When Keremedjiev, proposed the exhibit, he said, “Without a doubt, women were the first computer programmers.”
The museum owns or has on loan thousands of artifacts, but fewer than half are on display because of its cramped quarters. Barker, however, peers into the horizon with unbridled optimism. “We’re looking forward to the next 30 years, which we hope will find us in a larger stand-alone building where we can display more of our collection. We have many more stories to tell.”
After a two-year hiatus, the museum will resurrect the annual Stibitz and Wilson awards on Friday, Sept. 24, at the Rialto Theater in downtown Bozeman. The awards are named after prominent technological innovators George Stibitz and Edward O. Wilson.

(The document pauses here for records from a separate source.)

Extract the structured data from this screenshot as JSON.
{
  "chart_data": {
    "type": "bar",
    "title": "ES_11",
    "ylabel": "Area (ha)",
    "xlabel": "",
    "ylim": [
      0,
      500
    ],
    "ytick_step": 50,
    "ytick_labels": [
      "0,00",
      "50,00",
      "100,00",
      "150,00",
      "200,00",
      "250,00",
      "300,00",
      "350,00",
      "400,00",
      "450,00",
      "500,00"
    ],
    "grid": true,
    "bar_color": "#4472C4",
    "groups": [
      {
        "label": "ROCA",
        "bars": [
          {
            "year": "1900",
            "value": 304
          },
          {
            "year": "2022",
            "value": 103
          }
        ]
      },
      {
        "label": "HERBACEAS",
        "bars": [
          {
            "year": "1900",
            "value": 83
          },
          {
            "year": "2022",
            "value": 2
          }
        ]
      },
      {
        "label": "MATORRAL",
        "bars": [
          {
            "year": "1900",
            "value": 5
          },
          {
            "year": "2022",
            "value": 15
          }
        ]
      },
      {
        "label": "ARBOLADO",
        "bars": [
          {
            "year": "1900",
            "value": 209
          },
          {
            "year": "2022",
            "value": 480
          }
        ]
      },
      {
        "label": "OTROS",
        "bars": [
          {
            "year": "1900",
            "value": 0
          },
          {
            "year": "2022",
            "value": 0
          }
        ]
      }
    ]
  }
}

Past honorees include Walt Disney, Steve Wozniak and Ross Perot.
Every year the museum draws more than 10,000 visitors “through our doors and another 3,000 to 4,000 who encounter us through outreach activities and big community events,” Barker said. Visitors have arrived from all 50 U.S. states and nations around the globe, including England, Ireland, France, Belgium, Poland, Australia and China.
The museum, located at 2023 Stadium Drive, Suite 1-A, Bozeman, is open from noon to 4 p.m. Tuesday through Sunday, and is closed on holidays.
The admission price is $7.50 for adults; and $4 for youth aged 10-17, seniors 65 and older and students. Admission is free for kids 9 and under and for members of the Association of Science and Technology Centers network, which serves more than 500 museums around the country.
Virtual and in-person tours — depending on pandemic restrictions — are available for classes and clubs.